Die gelungene Mischung aus Einblicken ins einfache Dorfleben, Problemen in der Hauptstadt durch die aufstrebende Industrialisierung und den Mordermittlungen rund um Schloss Hof zeichnet diesen Historischen Roman aus. Verschiedene Fährten müssen verfolgt werden, so mancher Skandal kommt ans Licht, das verblüffende Ende ist überaus passend - nicht nur für die damalige Zeit.
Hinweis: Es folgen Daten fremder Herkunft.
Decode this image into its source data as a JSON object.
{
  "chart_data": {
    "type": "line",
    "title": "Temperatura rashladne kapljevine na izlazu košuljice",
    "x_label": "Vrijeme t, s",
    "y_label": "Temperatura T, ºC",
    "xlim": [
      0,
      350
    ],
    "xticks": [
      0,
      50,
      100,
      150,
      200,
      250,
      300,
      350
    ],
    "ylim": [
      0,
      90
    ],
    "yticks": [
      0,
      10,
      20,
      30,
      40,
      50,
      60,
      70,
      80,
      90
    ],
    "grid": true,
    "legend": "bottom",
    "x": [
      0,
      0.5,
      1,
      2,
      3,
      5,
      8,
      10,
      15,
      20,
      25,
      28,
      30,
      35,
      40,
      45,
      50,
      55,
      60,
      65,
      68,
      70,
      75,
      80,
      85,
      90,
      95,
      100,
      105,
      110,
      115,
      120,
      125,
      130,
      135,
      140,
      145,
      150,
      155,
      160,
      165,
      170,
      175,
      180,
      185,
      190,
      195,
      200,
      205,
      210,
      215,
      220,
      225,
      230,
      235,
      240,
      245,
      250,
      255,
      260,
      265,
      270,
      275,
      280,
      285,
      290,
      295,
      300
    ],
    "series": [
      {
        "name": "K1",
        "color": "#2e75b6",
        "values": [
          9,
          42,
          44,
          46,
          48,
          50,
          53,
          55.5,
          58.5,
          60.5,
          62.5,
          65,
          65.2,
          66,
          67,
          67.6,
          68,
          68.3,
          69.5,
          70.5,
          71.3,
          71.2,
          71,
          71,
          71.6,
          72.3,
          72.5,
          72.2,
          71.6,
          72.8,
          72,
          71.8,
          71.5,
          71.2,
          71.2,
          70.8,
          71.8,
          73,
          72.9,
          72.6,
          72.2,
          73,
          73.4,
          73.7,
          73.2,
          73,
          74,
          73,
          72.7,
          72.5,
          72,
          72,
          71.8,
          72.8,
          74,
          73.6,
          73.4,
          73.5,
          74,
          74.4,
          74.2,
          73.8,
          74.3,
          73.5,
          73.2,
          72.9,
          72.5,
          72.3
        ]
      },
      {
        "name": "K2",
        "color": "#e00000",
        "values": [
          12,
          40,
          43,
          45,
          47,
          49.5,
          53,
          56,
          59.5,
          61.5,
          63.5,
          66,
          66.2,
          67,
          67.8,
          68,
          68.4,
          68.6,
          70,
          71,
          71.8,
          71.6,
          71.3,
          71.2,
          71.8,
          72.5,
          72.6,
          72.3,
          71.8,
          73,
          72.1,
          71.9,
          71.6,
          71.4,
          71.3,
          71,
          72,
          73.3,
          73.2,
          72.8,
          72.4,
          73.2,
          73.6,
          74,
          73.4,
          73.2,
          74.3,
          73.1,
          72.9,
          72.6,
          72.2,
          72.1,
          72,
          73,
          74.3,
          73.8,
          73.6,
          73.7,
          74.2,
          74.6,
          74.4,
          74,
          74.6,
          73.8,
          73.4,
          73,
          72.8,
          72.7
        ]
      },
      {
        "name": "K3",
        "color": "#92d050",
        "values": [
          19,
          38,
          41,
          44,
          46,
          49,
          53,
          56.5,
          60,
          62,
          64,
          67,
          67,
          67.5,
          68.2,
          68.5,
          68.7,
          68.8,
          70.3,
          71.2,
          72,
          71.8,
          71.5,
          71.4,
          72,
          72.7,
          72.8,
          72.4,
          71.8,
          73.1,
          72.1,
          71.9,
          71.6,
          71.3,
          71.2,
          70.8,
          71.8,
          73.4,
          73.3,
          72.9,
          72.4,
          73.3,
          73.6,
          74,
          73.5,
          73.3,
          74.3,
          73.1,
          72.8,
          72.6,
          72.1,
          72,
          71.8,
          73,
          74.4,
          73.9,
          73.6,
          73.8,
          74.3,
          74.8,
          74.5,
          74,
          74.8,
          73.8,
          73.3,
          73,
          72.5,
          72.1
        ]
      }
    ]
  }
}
So könnten dem sympathischen Ermittler Pospischil mit seinem erfrischend modernen Assistenten durchaus noch weitere Fälle im Rahmen der Spionage zugeteilt werden. Aber auch jede andere polizeiliche Untersuchung mit diesem liebenswerten Team möchte ich gerne mitverfolgen.
Petra Sch.
aus Gablitz
4/5
04.08.2020
Buch (Taschenbuch)
Historischer Roman zur…
Historischer Roman zur Kaiserzeit mit viel Lokalkolorit Kurz zum Inhalt: Wien/Schloss Hof, 1898: Im heruntergekommenen Schloss Hof zieht Rittmeister Andic mit 4 Offizieren ein. Alle Einwohner von Groißenbrunn sind in Aufregung, weil sich das Militär auf dem Schloss einquartiert hat - und es hat sich sogar Kaiserin Sisi angesagt! Die junge Irmi wird als Dienstmädchen angestellt und soll alle Räume für die kaiserliche Ankunft herrichten und von Ratten befreien. Doch am nächsten Tag wird der Rittmeister tot aufgefunden: erschossen. Aus Wien wird Polizeiagent Pospischil mit seinem Assistenten Dr. Frisch entsandt, um den Mord aufzuklären. Dabei deckt er einen Skandal der höchsten Adelshäuser auf. Meine Meinung: "Der Offizier der Kaiserin" ist ein historischer Krimi, der gegen Ende der k.u.k. Zeit spielt. Die Monarchieverdrossenheit der Bevölkerung sowie die Standesunterschiede sind authentisch und lebendig dargestellt. Einerseits sind hier die jubelnden Feierlichkeiten zum 50. Jubiläum des Kaisers, anderseits müssen viele Menschen schon Bettgänger aufnehmen, um sich die Mieten überhaupt noch leisten zu können. Das Kaiserjubiläum in Wien ist lebendig beschrieben und auch die Ängste der kleinen Bevölkerung im Marchfeld sind authentisch. Man lernt viel über die politischen und sozialen Umstände der damaligen Zeit. Das Ermittlerteam Pospischil und Frisch fand ich total erfrischend und sympathisch! Auch war die Ermittlungsarbeit authentisch dargestellt. In der damaligen Zeit wurden einem Polizeiagenten wohl noch Steine in den Weg gelegt, wenn er gegen die Adelige Gesellschaft ermitteln wollte. Zum Glück sind diese Zeiten vorbei. Am Ende des Buches gibt es noch ein Personenverzeichnis der vorkommenden historischen Persönlichkeiten sowie ein (für nicht-Österreicher) hilfreiches Glossar der Wiener und Alt-Wiener Ausdrücke, die in die Geschichte eingestreut wurden, was den Lesefluss jedoch nicht stört - im Gegenteil, dadurch wurde die Geschichte noch authentischer und lebendiger. Fazit: Ruhiger historischer Krimi mit viel Lokalkolorit und sympathischen Ermittlern.